Acclaimed astrophysicist Neil deGrasse Tyson described the backlash and hate mail he received — particularly from kids — after declaring Pluto wasn’t a planet.

The director of the Hayden Planetarium in New York and the host of the hit Fox show “Cosmos” told a packed audience at Cannes Lions that he has been unfairly blamed for killing off Pluto after he demoted it from being the ninth planet in our solar system to a mere dwarf planet in an exhibit.

He said, “I got blamed for killing Pluto, but I was just an accessory to it. I drove the getaway car for it … Pluto, I am blamed for it, but I want to alert you that it is still not a planet.”

Delivering the Ogilvy & Mather Inspire lecture in his socks on Thursday after taking off his shoes, he continued, “For Pluto lovers, I would say … just get over it.

“In New York, we have put Pluto with its icy brethren in the outer solar system, and I got blamed for this, and the angriest people out there were elementary school children. I have a file cabinet of angry letters.”

A letter from a child to Tyson about Pluto

He read out one angry letter from a child which reads, “What do you call Pluto if it is not a planet anymore? If you make it a planet again then all the science books will be right. Do people live on Pluto? If there are people who live there they won’t exist … Please write back, but not in cursive because I can’t read in cursive.”

Tyson added, “That’s what I was dealing with for six years after we opened our exhibit.”

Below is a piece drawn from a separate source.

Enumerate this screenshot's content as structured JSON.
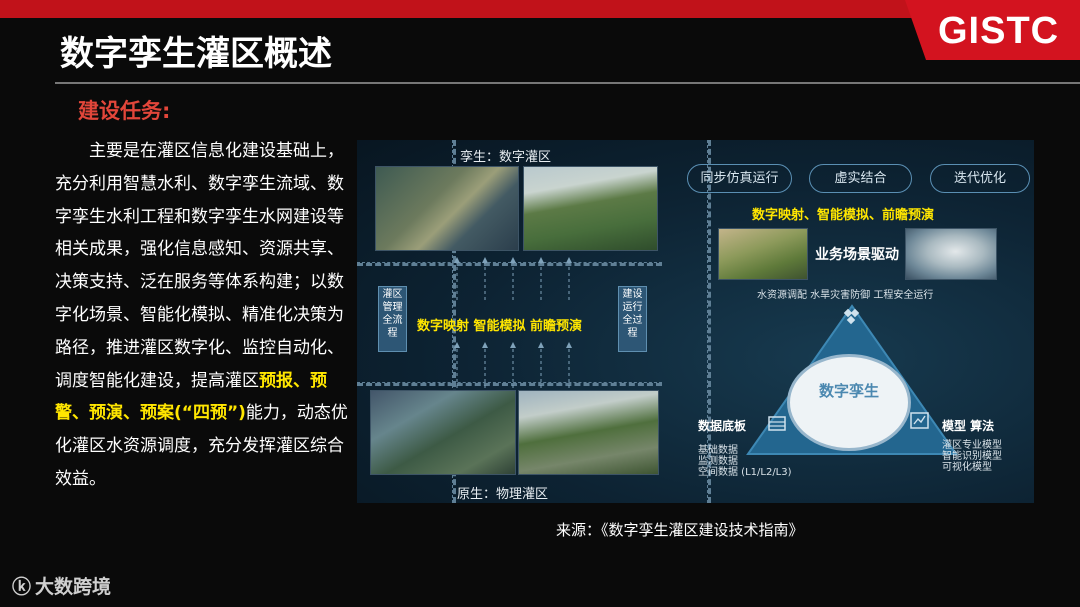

Tyson was introduced by Ogilvy’s worldwide chief creative officer, Tham Khai Meng, who listed his many accomplishments, including, “Time magazine’s as one of 2014’s most influential people in the world … And People magazine voted him sexiest astrophysicist alive. Imagine the competition for that one, right?

“Perhaps the biggest achievement he will be remembered for is a paradox. Not for discovering a planet, but getting rid of one, in 2001 when visitors to the Hayden Planetarium found that there were eight planets instead of the usual nine. Pluto had gone. For a while he was the Grinch that stole Christmas.”